Other tribes were not so easily won over.  In AD 60 or 61, Boudicca, Queen of the Iceni of East Anglia marched against the invaders.  She destroyed the Roman towns of Colchester, London and Verulamium before her forces were eventually defeated. 

It took 20 years for Verulamium to recover.  During this time the great municipal buildings were constructed. 

At the heart of the town was the Basilica, the seat of local government.  In the great hall, justice was dispensed. 

Next to the Basilica was the Forum, the main commercial and business centre of the town.  It was also the place where public meetings and open markets were held.  And facing the Basilica, there were temples to the state gods of Rome, and the Emperor. 

The triangular temple was unique in Roman Britain, and owed its shape to its location where the road from London divided inside the town.  It’s likely that the goddess Cybele and her consort Attis were worshipped here. 

The audience came to the theatre to see plays and hear readings from classical writings and listen to music and singing.  Bullfighting and bear-baiting are also likely to have taken place. 
Its close proximity to a temple suggests that it was also used for religious festivals. 

By AD 200, the character of the town changed again following a catastrophic fire.  Trades and industries stagnated and municipal buildings were neglected. 

However, several impressive town houses were built set within secluded gardens and orchards. 

This house had at least 33 rooms which included reception and dining rooms, kitchens, small domestic shrines, as well as servants’ quarters and store rooms. 

Some rooms were decorated with colourful mosaic floors and fine wall paintings. 

Principal rooms were heated by under-floor systems or hypocausts.  The heat was produced in a furnace outside the building and the hot air drawn through channels beneath the floor and up box flues in the walls. 

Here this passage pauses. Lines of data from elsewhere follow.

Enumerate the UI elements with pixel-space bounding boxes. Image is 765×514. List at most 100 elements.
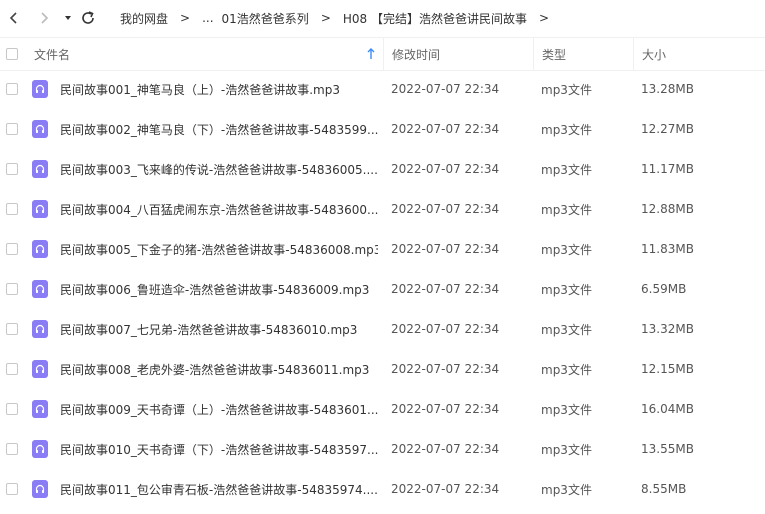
breadcrumb-level1[interactable]: 01浩然爸爸系列: [222, 10, 309, 27]
audio-file-icon: [32, 240, 48, 258]
file-type: mp3文件: [541, 362, 592, 377]
audio-file-icon: [32, 400, 48, 418]
file-size: 13.28MB: [641, 82, 694, 96]
select-all-cell: [6, 38, 18, 70]
row-checkbox[interactable]: [6, 443, 18, 455]
column-header-name[interactable]: 文件名: [34, 38, 374, 70]
row-checkbox[interactable]: [6, 243, 18, 255]
audio-file-icon: [32, 320, 48, 338]
select-all-checkbox[interactable]: [6, 48, 18, 60]
file-size: 13.55MB: [641, 442, 694, 456]
refresh-button[interactable]: [78, 8, 98, 28]
breadcrumb-root[interactable]: 我的网盘: [120, 10, 168, 27]
caret-down-icon: [65, 16, 71, 20]
file-mtime: 2022-07-07 22:34: [391, 162, 500, 176]
breadcrumb-separator: >: [320, 11, 331, 25]
file-name[interactable]: 民间故事005_下金子的猪-浩然爸爸讲故事-54836008.mp3: [60, 229, 378, 269]
breadcrumb: 我的网盘 > ... 01浩然爸爸系列 > H08 【完结】浩然爸爸讲民间故事 …: [120, 0, 561, 36]
column-header-name-label: 文件名: [34, 47, 71, 62]
row-checkbox[interactable]: [6, 403, 18, 415]
chevron-right-icon: [41, 12, 49, 24]
file-type: mp3文件: [541, 282, 592, 297]
file-name[interactable]: 民间故事002_神笔马良（下）-浩然爸爸讲故事-5483599...: [60, 109, 378, 149]
file-row[interactable]: 民间故事001_神笔马良（上）-浩然爸爸讲故事.mp3 2022-07-07 2…: [0, 69, 765, 109]
file-size: 12.27MB: [641, 122, 694, 136]
audio-file-icon: [32, 80, 48, 98]
refresh-icon: [82, 11, 94, 24]
row-checkbox[interactable]: [6, 323, 18, 335]
file-size: 11.83MB: [641, 242, 694, 256]
breadcrumb-separator: >: [180, 11, 191, 25]
breadcrumb-ellipsis[interactable]: ...: [202, 11, 213, 25]
file-size: 8.55MB: [641, 482, 687, 496]
file-row[interactable]: 民间故事007_七兄弟-浩然爸爸讲故事-54836010.mp3 2022-07…: [0, 309, 765, 349]
back-button[interactable]: [4, 8, 24, 28]
file-name[interactable]: 民间故事004_八百猛虎闹东京-浩然爸爸讲故事-5483600...: [60, 189, 378, 229]
audio-file-icon: [32, 120, 48, 138]
chevron-left-icon: [9, 12, 17, 24]
file-mtime: 2022-07-07 22:34: [391, 402, 500, 416]
file-row[interactable]: 民间故事008_老虎外婆-浩然爸爸讲故事-54836011.mp3 2022-0…: [0, 349, 765, 389]
breadcrumb-separator: >: [538, 11, 550, 25]
column-header-size[interactable]: 大小: [633, 38, 762, 70]
file-row[interactable]: 民间故事009_天书奇谭（上）-浩然爸爸讲故事-5483601... 2022-…: [0, 389, 765, 429]
breadcrumb-current[interactable]: H08 【完结】浩然爸爸讲民间故事: [343, 10, 527, 27]
file-type: mp3文件: [541, 402, 592, 417]
column-header-type[interactable]: 类型: [533, 38, 632, 70]
file-row[interactable]: 民间故事010_天书奇谭（下）-浩然爸爸讲故事-5483597... 2022-…: [0, 429, 765, 469]
forward-button[interactable]: [34, 8, 54, 28]
audio-file-icon: [32, 280, 48, 298]
history-dropdown-button[interactable]: [58, 8, 78, 28]
file-type: mp3文件: [541, 162, 592, 177]
audio-file-icon: [32, 160, 48, 178]
file-type: mp3文件: [541, 82, 592, 97]
file-row[interactable]: 民间故事003_飞来峰的传说-浩然爸爸讲故事-54836005.... 2022…: [0, 149, 765, 189]
file-name[interactable]: 民间故事008_老虎外婆-浩然爸爸讲故事-54836011.mp3: [60, 349, 378, 389]
row-checkbox[interactable]: [6, 163, 18, 175]
audio-file-icon: [32, 440, 48, 458]
audio-file-icon: [32, 200, 48, 218]
file-name[interactable]: 民间故事007_七兄弟-浩然爸爸讲故事-54836010.mp3: [60, 309, 378, 349]
row-checkbox[interactable]: [6, 203, 18, 215]
file-type: mp3文件: [541, 202, 592, 217]
file-name[interactable]: 民间故事006_鲁班造伞-浩然爸爸讲故事-54836009.mp3: [60, 269, 378, 309]
audio-file-icon: [32, 480, 48, 498]
file-type: mp3文件: [541, 442, 592, 457]
row-checkbox[interactable]: [6, 363, 18, 375]
file-type: mp3文件: [541, 122, 592, 137]
row-checkbox[interactable]: [6, 483, 18, 495]
file-type: mp3文件: [541, 322, 592, 337]
file-name[interactable]: 民间故事009_天书奇谭（上）-浩然爸爸讲故事-5483601...: [60, 389, 378, 429]
file-size: 16.04MB: [641, 402, 694, 416]
file-type: mp3文件: [541, 482, 592, 497]
file-row[interactable]: 民间故事006_鲁班造伞-浩然爸爸讲故事-54836009.mp3 2022-0…: [0, 269, 765, 309]
audio-file-icon: [32, 360, 48, 378]
file-name[interactable]: 民间故事001_神笔马良（上）-浩然爸爸讲故事.mp3: [60, 69, 378, 109]
file-size: 13.32MB: [641, 322, 694, 336]
file-mtime: 2022-07-07 22:34: [391, 122, 500, 136]
row-checkbox[interactable]: [6, 283, 18, 295]
file-row[interactable]: 民间故事002_神笔马良（下）-浩然爸爸讲故事-5483599... 2022-…: [0, 109, 765, 149]
file-list: 民间故事001_神笔马良（上）-浩然爸爸讲故事.mp3 2022-07-07 2…: [0, 69, 765, 509]
file-mtime: 2022-07-07 22:34: [391, 202, 500, 216]
row-checkbox[interactable]: [6, 83, 18, 95]
file-name[interactable]: 民间故事003_飞来峰的传说-浩然爸爸讲故事-54836005....: [60, 149, 378, 189]
file-mtime: 2022-07-07 22:34: [391, 482, 500, 496]
column-header-type-label: 类型: [542, 47, 567, 62]
file-size: 6.59MB: [641, 282, 687, 296]
file-size: 12.88MB: [641, 202, 694, 216]
row-checkbox[interactable]: [6, 123, 18, 135]
file-mtime: 2022-07-07 22:34: [391, 362, 500, 376]
sort-ascending-icon[interactable]: [366, 47, 376, 61]
column-header-mtime-label: 修改时间: [392, 47, 441, 62]
file-name[interactable]: 民间故事011_包公审青石板-浩然爸爸讲故事-54835974....: [60, 469, 378, 509]
file-mtime: 2022-07-07 22:34: [391, 322, 500, 336]
file-size: 11.17MB: [641, 162, 694, 176]
file-name[interactable]: 民间故事010_天书奇谭（下）-浩然爸爸讲故事-5483597...: [60, 429, 378, 469]
file-row[interactable]: 民间故事004_八百猛虎闹东京-浩然爸爸讲故事-5483600... 2022-…: [0, 189, 765, 229]
column-header-mtime[interactable]: 修改时间: [383, 38, 532, 70]
top-navigation-bar: 我的网盘 > ... 01浩然爸爸系列 > H08 【完结】浩然爸爸讲民间故事 …: [0, 0, 765, 36]
file-row[interactable]: 民间故事011_包公审青石板-浩然爸爸讲故事-54835974.... 2022…: [0, 469, 765, 509]
file-mtime: 2022-07-07 22:34: [391, 82, 500, 96]
file-row[interactable]: 民间故事005_下金子的猪-浩然爸爸讲故事-54836008.mp3 2022-…: [0, 229, 765, 269]
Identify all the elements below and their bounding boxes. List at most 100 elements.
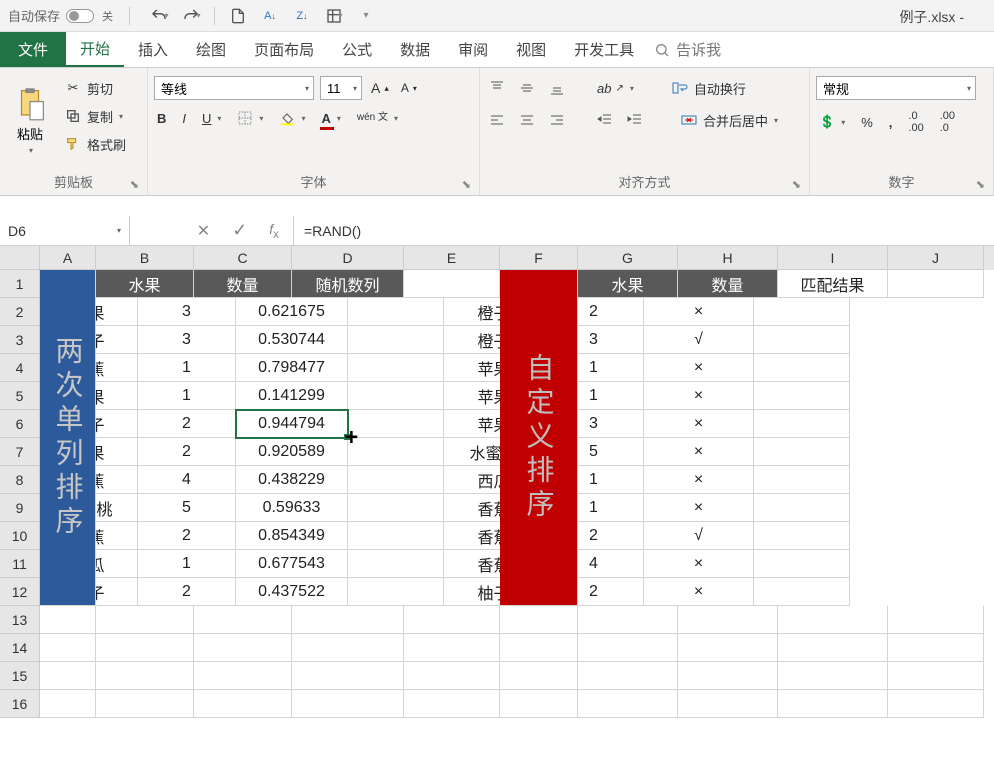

By AD 270, the Roman Empire faced uncertain times.  This may be why Verulamium was encircled by a wall two miles in length.  Now the town could only be entered through four main gateways. 

The rise of Christianity was one of the forces troubling the Roman Empire at this time, and the practice of this new religion was forbidden. 

Alban, a Roman citizen of Verulamium, was tried and executed after sheltering a Christian priest and becoming a Christian himself.  He became Britain’s first martyr and gave his name to the town of St Albans.  A shrine and probably an early church grew up near to the place of Alban’s execution. 

Although by AD 410, Roman rule in Britain had ended, the Roman way of life continued for a generation or two. 

It is likely that over the next 500 or 600 years a settlement of wooden buildings grew up amidst the ruins of the Roman town. 

As Verulamium decayed, the new monastic and market town of St Albans prospered on the hill above it. 

The great buildings of Verulamium were demolished and their materials used to build the Norman Abbey. 

Little of Roman Verulamium remains standing and today only parts of the town wall are visible above ground level. 

[Mortimer Wheeler]: “We are standing on the site of the ancient city of Verulamium, the civic predecessor of St Albans.  Verulamium was a city for a century or more before London ……”

But excavations begun by Mortimer and Tessa Wheeler in 1930 have increased our understanding of the town and its people.  Verulamium Museum displays many of the wonderful objects from these excavations. 

Discoveries are still being made and slowly Verulamium continues to give up its stories and its secrets.